Middle and high school class sizes on target
1 out of 120 sections exceeds limit
Every school day, Craig Middle School and Moffat County High School faculty teach about 120 sections of math, science, English and social studies, or what educators refer to as core classes.
Out of those classes, only one, a high school English class, exceeds the district target class size of 30 students per class.
Grades six through 12 have an average of 21 students per class, which is well below the target size.
The Moffat County School Board is responsible for regulating class sizes for all kindergarten through 12th-grade classes.
Assistant superintendent Christine Villard said it is important for the School Board and administrative team to set and maintain these goals.
“We try to set realistic and reasonable targets,” Villard said. “And the board consistently supports that.”
She said, in her experience, Moffat County is unique in its student-to-teacher ratio and that she was encouraged by the class sizes at the middle and high school.
At the elementary level, kindergarten through fifth grades average 22 students per classroom. However, about one-third of the classrooms exceed the limit, which is 25.
Still, high school Principal Thom Schnellinger said he is pleased with class sizes throughout the district.
He said he has seen other rural communities with more than 40 students per classroom.
MCHS currently averages 22 students in its math, science, social studies and English classes.
“We really, really try to keep them under 30,” Schnellinger said. “Once a class gets that big, it’s difficult work. It becomes more of an issue of classroom management instead of a pedagogical teaching situation.”
As a former art teacher, Schnellinger knows it can be a chore to control a classroom full of teenagers.
“It is just about individualizing and having the time to spend on each child,” he said. “As the classes get bigger, you’re more focused on controlling the masses, and we don’t want to swap management for education.”
In his ideal world, classes wouldn’t be any larger than 17, but he knows it is difficult to make everyone happy with the balancing act between managing funds and providing education.

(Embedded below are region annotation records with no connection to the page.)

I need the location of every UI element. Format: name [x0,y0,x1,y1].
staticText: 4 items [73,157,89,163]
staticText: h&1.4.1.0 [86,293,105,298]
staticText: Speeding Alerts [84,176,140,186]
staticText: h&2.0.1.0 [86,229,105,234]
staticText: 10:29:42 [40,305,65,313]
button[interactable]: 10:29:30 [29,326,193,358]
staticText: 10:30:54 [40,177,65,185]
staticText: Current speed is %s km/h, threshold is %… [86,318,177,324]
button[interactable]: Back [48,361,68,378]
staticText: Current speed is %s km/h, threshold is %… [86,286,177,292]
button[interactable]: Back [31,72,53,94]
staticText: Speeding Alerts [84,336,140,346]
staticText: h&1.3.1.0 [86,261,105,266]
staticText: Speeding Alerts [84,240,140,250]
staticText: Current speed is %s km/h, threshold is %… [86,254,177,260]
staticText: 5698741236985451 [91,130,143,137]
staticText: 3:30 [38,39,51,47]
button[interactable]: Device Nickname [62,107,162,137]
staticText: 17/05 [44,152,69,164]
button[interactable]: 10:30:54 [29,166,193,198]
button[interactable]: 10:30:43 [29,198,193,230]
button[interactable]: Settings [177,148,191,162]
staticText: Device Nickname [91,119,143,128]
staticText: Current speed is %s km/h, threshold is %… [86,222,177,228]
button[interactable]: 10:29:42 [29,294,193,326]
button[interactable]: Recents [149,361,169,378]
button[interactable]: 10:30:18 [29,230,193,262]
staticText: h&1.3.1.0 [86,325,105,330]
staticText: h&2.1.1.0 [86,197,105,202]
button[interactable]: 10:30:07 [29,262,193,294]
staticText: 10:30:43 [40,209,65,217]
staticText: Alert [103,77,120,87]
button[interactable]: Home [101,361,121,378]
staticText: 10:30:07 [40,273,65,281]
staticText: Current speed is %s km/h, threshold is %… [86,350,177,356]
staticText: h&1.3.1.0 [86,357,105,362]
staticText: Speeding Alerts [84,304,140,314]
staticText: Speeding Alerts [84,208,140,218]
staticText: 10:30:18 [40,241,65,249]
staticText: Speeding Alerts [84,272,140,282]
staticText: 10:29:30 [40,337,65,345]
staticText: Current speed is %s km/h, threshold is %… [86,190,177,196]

“We really do spend a lot of time balancing, re-balancing and working at it over again until we get some semblance of a best fit,” he said. “It’s by no means perfect. The bottom line is the state of Colorado only gives us so much money to operate with.”
Currently, Moffat County receives less than $7,000 per student, which is one of the lowest per-pupil allocations in the state.
Some districts on the Front Range receive more than $13,000 per student.
With declining enrollment at the high school, Schnellinger said three teacher positions and three paraprofessionals were eliminated for the 2009-10 school year.
“It’s all about finding that right place where we’re getting as much as we can for the money, and educating as many kids as we possibly can,” he said. “And that’s something that every school struggles with on a daily basis.”
He said he was proud of the way resources were utilized, including using paraprofessionals to help with structured study halls and crucial lessons like math and literacy.
“We met the target the district has asked us,” he said. “I’d love to see the state granting us more money per student to give us more opportunities, but I think the district has done a good job with what we have.”